- Born: Sally Davis 1934 (age 91–92) Joliet, Illinois
- Education: School of the Art Institute of Chicago, University of Miami, University of Chicago
- Known for: Painting, fiber arts
- Movement: Abstract art

= Sally Schoch =

American artist and abstract painter

Sally Schoch (born 1934) MFA is an American artist and abstract painter living in Wilmette, Illinois. She received her Master of Fine Arts degree from the School of the Art Institute of Chicago. Schoch has worked in fiber arts and painted in oils and watercolor, and is most known for her abstract paintings of flowers. Schoch has received commissions for works by Marshall Field's, Bank of America, and other organizations. She is a member of the Wilmette Art Guild and the Chicago Artists' Coalition. Her work has been exhibited primarily in the Midwestern United States

== Personal life ==
Sally Davis was born in 1934 in Joliet, Illinois Her parents were George, an oil salesman, and Agnes Davis, both of whom were born in Illinois. Sally was the fifth child. Her elder siblings were Mary Ann, Jo Ann, Suzanne, and George. All five children were born within a six-year period. The family lived on Glenwood Avenue in Joliet, Illinois.

She attended Farragut Grade School, and graduated from Joliet Township High School in 1952. Sally Davis married Richard Schoch about 1963. He was born on January 13, 1931, to Harry and Helen Schoch; He had two brothers, Harry and Tom. Richard Schoch graduated from Joliet Township High School in 1949, three years before his wife. He attended Northwestern University and then worked for Jack Daniel's distillery. They had four children: Bret, an investment banker; Brad, an architect; Kari, an art wholesaler; and Brandon, who works in the restaurant industry. In 2003, they had three grandchildren. Sally and Richard Schoch lived in Wilmette, Illinois.

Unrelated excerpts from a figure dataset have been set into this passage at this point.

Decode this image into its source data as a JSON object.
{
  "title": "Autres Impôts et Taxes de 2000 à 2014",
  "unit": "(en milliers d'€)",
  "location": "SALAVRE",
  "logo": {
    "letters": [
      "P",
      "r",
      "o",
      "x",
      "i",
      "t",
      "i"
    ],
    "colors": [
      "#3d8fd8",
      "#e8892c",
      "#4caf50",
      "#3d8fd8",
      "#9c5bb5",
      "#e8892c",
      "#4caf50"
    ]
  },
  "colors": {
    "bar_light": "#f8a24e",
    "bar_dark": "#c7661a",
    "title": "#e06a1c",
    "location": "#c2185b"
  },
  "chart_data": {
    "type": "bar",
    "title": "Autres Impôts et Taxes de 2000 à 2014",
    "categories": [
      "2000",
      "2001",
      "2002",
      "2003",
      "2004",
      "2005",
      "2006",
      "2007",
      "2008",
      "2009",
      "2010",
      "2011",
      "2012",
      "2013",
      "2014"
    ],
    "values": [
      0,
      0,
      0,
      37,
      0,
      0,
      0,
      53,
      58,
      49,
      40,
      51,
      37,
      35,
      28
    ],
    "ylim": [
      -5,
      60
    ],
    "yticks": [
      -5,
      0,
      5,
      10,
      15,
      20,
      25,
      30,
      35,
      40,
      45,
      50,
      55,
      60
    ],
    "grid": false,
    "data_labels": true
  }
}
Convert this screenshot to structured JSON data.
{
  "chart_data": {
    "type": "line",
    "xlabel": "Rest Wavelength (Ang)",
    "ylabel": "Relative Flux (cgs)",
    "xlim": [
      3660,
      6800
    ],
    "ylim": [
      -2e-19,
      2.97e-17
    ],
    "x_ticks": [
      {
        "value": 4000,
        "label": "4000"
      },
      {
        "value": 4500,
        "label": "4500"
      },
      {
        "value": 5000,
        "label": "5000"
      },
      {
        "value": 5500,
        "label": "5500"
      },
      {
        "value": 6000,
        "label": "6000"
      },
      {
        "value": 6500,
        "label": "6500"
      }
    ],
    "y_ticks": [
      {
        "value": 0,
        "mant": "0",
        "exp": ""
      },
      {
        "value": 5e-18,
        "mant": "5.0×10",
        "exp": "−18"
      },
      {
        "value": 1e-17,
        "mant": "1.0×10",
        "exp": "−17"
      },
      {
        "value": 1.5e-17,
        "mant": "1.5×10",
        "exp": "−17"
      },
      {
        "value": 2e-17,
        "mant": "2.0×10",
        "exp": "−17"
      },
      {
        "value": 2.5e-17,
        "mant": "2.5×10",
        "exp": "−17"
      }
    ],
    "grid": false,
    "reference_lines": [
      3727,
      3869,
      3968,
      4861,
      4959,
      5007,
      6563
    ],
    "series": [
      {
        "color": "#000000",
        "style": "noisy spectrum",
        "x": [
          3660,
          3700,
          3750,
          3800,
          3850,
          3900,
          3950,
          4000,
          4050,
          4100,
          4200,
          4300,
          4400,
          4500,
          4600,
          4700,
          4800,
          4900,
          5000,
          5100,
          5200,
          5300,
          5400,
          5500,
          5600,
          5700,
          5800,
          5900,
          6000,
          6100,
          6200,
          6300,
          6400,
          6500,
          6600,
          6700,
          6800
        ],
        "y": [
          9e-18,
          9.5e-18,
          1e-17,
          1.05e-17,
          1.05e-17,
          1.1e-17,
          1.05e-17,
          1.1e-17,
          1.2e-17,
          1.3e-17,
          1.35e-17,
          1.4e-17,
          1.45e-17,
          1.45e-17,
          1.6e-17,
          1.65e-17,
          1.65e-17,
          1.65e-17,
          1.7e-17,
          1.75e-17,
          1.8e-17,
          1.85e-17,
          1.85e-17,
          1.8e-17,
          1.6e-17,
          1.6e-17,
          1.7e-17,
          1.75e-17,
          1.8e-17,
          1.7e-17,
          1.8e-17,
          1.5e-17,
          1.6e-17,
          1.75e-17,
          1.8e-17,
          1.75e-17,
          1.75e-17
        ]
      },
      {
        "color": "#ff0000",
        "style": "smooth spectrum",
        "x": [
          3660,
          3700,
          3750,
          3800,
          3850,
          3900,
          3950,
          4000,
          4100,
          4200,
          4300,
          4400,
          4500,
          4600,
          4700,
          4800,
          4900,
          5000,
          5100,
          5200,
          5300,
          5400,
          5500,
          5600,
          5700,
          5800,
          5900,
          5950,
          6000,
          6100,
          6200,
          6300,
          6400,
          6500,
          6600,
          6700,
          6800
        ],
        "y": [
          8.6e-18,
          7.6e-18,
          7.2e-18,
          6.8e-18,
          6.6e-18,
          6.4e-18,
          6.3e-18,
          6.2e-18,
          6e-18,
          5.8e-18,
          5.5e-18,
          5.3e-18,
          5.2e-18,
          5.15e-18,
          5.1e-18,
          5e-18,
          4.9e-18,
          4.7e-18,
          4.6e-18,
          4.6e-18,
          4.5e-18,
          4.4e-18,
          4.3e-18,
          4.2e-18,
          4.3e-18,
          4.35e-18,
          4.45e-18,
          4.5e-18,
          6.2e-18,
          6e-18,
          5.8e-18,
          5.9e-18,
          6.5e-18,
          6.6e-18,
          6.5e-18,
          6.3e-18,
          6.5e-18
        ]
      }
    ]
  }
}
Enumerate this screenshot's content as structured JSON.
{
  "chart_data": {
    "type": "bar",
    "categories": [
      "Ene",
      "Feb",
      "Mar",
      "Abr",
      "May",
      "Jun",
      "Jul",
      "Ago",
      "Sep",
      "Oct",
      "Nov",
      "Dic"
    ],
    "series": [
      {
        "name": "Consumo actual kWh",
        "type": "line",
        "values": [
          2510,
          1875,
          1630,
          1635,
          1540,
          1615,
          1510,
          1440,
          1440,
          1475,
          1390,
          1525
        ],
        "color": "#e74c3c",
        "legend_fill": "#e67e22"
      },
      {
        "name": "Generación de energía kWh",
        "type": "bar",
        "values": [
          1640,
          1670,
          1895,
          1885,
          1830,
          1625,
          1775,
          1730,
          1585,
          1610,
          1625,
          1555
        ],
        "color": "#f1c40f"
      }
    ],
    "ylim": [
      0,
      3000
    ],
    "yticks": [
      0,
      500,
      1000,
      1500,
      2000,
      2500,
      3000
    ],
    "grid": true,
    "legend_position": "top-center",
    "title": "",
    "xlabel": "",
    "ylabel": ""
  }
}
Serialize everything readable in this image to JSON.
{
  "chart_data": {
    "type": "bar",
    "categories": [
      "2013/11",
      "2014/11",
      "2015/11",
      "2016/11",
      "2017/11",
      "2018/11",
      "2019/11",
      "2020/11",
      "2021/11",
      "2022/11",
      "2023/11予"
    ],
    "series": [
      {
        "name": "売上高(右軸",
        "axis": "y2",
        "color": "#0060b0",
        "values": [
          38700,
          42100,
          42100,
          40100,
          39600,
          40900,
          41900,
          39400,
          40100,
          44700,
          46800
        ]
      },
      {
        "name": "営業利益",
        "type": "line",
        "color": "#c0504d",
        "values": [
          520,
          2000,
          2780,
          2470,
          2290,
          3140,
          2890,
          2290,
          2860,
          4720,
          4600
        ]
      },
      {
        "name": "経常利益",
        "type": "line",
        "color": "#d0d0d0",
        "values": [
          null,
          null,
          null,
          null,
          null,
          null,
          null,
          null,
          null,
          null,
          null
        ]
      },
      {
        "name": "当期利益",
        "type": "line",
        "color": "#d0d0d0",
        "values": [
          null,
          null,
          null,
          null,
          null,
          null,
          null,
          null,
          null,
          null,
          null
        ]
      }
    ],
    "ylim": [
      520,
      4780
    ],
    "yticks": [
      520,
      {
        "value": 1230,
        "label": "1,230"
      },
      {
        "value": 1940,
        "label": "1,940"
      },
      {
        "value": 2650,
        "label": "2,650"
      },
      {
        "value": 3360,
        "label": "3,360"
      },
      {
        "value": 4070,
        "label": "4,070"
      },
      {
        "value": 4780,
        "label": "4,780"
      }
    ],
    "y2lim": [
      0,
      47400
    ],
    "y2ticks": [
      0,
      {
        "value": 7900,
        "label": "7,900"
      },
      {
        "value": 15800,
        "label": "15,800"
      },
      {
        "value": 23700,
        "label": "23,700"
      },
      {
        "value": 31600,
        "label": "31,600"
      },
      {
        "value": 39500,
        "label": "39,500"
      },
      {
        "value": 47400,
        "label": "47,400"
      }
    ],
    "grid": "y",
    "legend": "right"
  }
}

Her husband, Richard died on May 21, 2010; he was living in Wilmette at the time of his death.

== Education ==
She studied at School of the Art Institute of Chicago earning a Bachelor of Fine Arts and, in 1962, a Master of Fine Arts degree in drawing and painting. Schoch also studied at the University of Miami and the University of Chicago.

==Art career==
After graduating from the School of the Art Insititue, Schoch worked briefly as a commercial artist. When her children were young, she focused on weaving and later she resumed painting. She has been painting in oils for more than 40 years and specializes in abstract flower and portrait paintings. She believes that abstract art is "the marriage of imagination, spontaneity and color." A notable fiber arts work is Opus 535, which was commissioned by The Oakton Community College Educational Foundation in 1992. It is a tapestry wall hanging of an architectural landscape. The weaving, like a detailed bas relief, is a "narrative assemblage [that] brings together a sense of history and community."

Schoch has been commissioned by Marshall Field's, Bank of America, the Chubb Corp., and the American Meat Export Association in Denver, Colorado to create paintings. Her works have been exhibited at the Art Institute of Chicago, Marshall Field's, the National College of Education in Evanston, Ruth Volid in Chicago, and at other locations in northern Illinois and southwestern Michigan. She made Sports Star, a sculpture for the Winnetka Community House, Winnetka, Illinois.

She was one of the artist whose works were auctioned to benefit the Joanne Silverman Memorial Fund. Some of the proceeds were used to support early ovarian cancer detection. Her work was exhibited that year at the Wilmette Village Hall and the Wilmette Arts Guild's Festival of Arts.

Schoch made a unique tapestry of modern-day Jerusalem in memory of Patricia Flint, a friend's sister. It was dedicated on June 16, 2002, and hangs in the narthex of First Presbyterian Church of Joliet.

In 2005 she was one of 80 artists that participated in the Wilmette Festival of Fine Arts. The two-day event was run by the Wilmette Arts Guild. The same year, she was one of the local artists that contributed a painted outdoor umbrella for The Deer Path Art League's 50th anniversary gala. She is one of the Art Institute of Chicago's barewall artists of 2007, 2008 and 2009. From May 20 through August 5, 2011, a reception entitled "Celebrating Experience" was held in Evanston, Illinois, with watercolor paintings by Schoch and John Martin. Services for Adults Staying in Their Homes (SASI) received 20% of the proceeds. Robe of Roses was exhibited at the "Women's Journeys in Fiber" exhibition at the Anderson Arts Center (Kenosha, Wisconsin) in 2013.

Her work is available at the Deer Path Art League, a non-profit organization to cultivate arts in the Chicago’s North Shore.

Schoch has been a member of the Wilmette Arts Guild and the Chicago Artists' Coalition.